I didn’t post on Sunday. Although I’ve been taking lots of pictures, I’m separated from my preferred photo-editing software at the moment so a lot will have to wait. But yesterday I took this shot of the wonderful landscape of the Cirque de Mourèze in the Languedoc: wonderful columns of rock risking from a sandy floor. A cloudy day was not ideal for pictures, but it was better for walking there than fierce sunshine would have been.

Cirque de Mourèze

{ 4 comments }

1

Ingrid Robeyns 07.13.21 at 6:51 pm

I like the clouds in the composition! And this landscape brings back good memories.

2

Alan White 07.13.21 at 8:09 pm

Beautiful capture. Is that a path below or a dry stream bed? Even after zooming in I had some trouble with the scale of things.

3

Chris Bertram 07.14.21 at 7:43 am

The scale is indeed hard to capture! Some of the pillars rise high into the sky. In this case it is a path, but I wouldn’t bet on it remaining so in a deluge.

4

LFC 07.16.21 at 8:13 pm

Before this post, all I knew about the word cirque is that it’s a French word that I thought only meant “circus.”

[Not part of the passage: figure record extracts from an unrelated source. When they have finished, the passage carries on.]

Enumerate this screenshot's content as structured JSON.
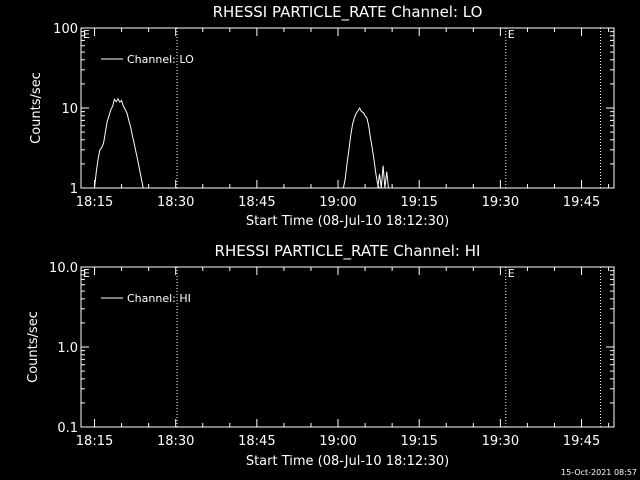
{
  "chart_data": [
    {
      "type": "line",
      "title": "RHESSI PARTICLE_RATE Channel: LO",
      "xlabel": "Start Time (08-Jul-10 18:12:30)",
      "ylabel": "Counts/sec",
      "yscale": "log",
      "ylim": [
        1,
        100
      ],
      "yticks": [
        "1",
        "10",
        "100"
      ],
      "xlim": [
        "18:12:30",
        "19:51:00"
      ],
      "xticks": [
        "18:15",
        "18:30",
        "18:45",
        "19:00",
        "19:15",
        "19:30",
        "19:45"
      ],
      "grid": false,
      "legend": {
        "position": "top-left",
        "label": "Channel: LO"
      },
      "markers": [
        {
          "label": "E",
          "time": "18:12:30"
        },
        {
          "label": "",
          "time": "18:30:15"
        },
        {
          "label": "E",
          "time": "19:31:00"
        },
        {
          "label": "",
          "time": "19:48:30"
        }
      ],
      "series": [
        {
          "name": "Channel: LO",
          "segments": [
            {
              "x": [
                "18:15:00",
                "18:15:20",
                "18:15:40",
                "18:16:00",
                "18:16:20",
                "18:16:40",
                "18:17:00",
                "18:17:20",
                "18:17:40",
                "18:18:00",
                "18:18:20",
                "18:18:40",
                "18:19:00",
                "18:19:20",
                "18:19:40",
                "18:20:00",
                "18:20:20",
                "18:20:40",
                "18:21:00",
                "18:21:20",
                "18:21:40",
                "18:22:00",
                "18:22:20",
                "18:22:40",
                "18:23:00",
                "18:23:20",
                "18:23:40",
                "18:24:00",
                "18:24:20",
                "18:24:40",
                "18:25:00"
              ],
              "y": [
                1.0,
                1.6,
                2.3,
                3.0,
                3.2,
                3.6,
                5.0,
                6.8,
                8.0,
                9.5,
                10.5,
                12.8,
                12.0,
                13.0,
                11.8,
                12.4,
                10.5,
                9.6,
                8.6,
                7.0,
                5.8,
                4.5,
                3.6,
                2.8,
                2.2,
                1.7,
                1.3,
                1.0,
                1.0,
                1.0,
                1.0
              ]
            },
            {
              "x": [
                "19:01:00",
                "19:01:20",
                "19:01:40",
                "19:02:00",
                "19:02:20",
                "19:02:40",
                "19:03:00",
                "19:03:20",
                "19:03:40",
                "19:04:00",
                "19:04:20",
                "19:04:40",
                "19:05:00",
                "19:05:20",
                "19:05:40",
                "19:06:00",
                "19:06:20",
                "19:06:40",
                "19:07:00",
                "19:07:20",
                "19:07:40",
                "19:08:00"
              ],
              "y": [
                1.0,
                1.3,
                2.0,
                3.0,
                4.5,
                6.2,
                7.5,
                8.5,
                9.2,
                10.0,
                9.0,
                8.8,
                8.0,
                7.5,
                6.0,
                4.2,
                3.1,
                2.2,
                1.5,
                1.1,
                1.0,
                1.0
              ]
            },
            {
              "x": [
                "19:07:20",
                "19:07:40",
                "19:08:00",
                "19:08:20",
                "19:08:40",
                "19:09:00",
                "19:09:20"
              ],
              "y": [
                1.0,
                1.5,
                1.0,
                1.9,
                1.0,
                1.6,
                1.0
              ]
            }
          ]
        }
      ]
    },
    {
      "type": "line",
      "title": "RHESSI PARTICLE_RATE Channel: HI",
      "xlabel": "Start Time (08-Jul-10 18:12:30)",
      "ylabel": "Counts/sec",
      "yscale": "log",
      "ylim": [
        0.1,
        10
      ],
      "yticks": [
        "0.1",
        "1.0",
        "10.0"
      ],
      "xlim": [
        "18:12:30",
        "19:51:00"
      ],
      "xticks": [
        "18:15",
        "18:30",
        "18:45",
        "19:00",
        "19:15",
        "19:30",
        "19:45"
      ],
      "grid": false,
      "legend": {
        "position": "top-left",
        "label": "Channel: HI"
      },
      "markers": [
        {
          "label": "E",
          "time": "18:12:30"
        },
        {
          "label": "",
          "time": "18:30:15"
        },
        {
          "label": "E",
          "time": "19:31:00"
        },
        {
          "label": "",
          "time": "19:48:30"
        }
      ],
      "series": [
        {
          "name": "Channel: HI",
          "segments": []
        }
      ]
    }
  ],
  "footer": {
    "timestamp": "15-Oct-2021 08:57"
  }
}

I wondered what this photo and the place name had to do with a circus, which led me to discover that cirque, in both English and French, has a particular meaning w.r.t. geology (roughly, amphitheater-like formations or depressions caused by glaciers and the resulting erosion). I was completely unaware that cirque is not only a French word but also an English word (taken over from the French, and of course pronounced differently in English) and that it has this geological meaning. (The moral, I guess, is that one is never too old to learn something new about one’s native language.)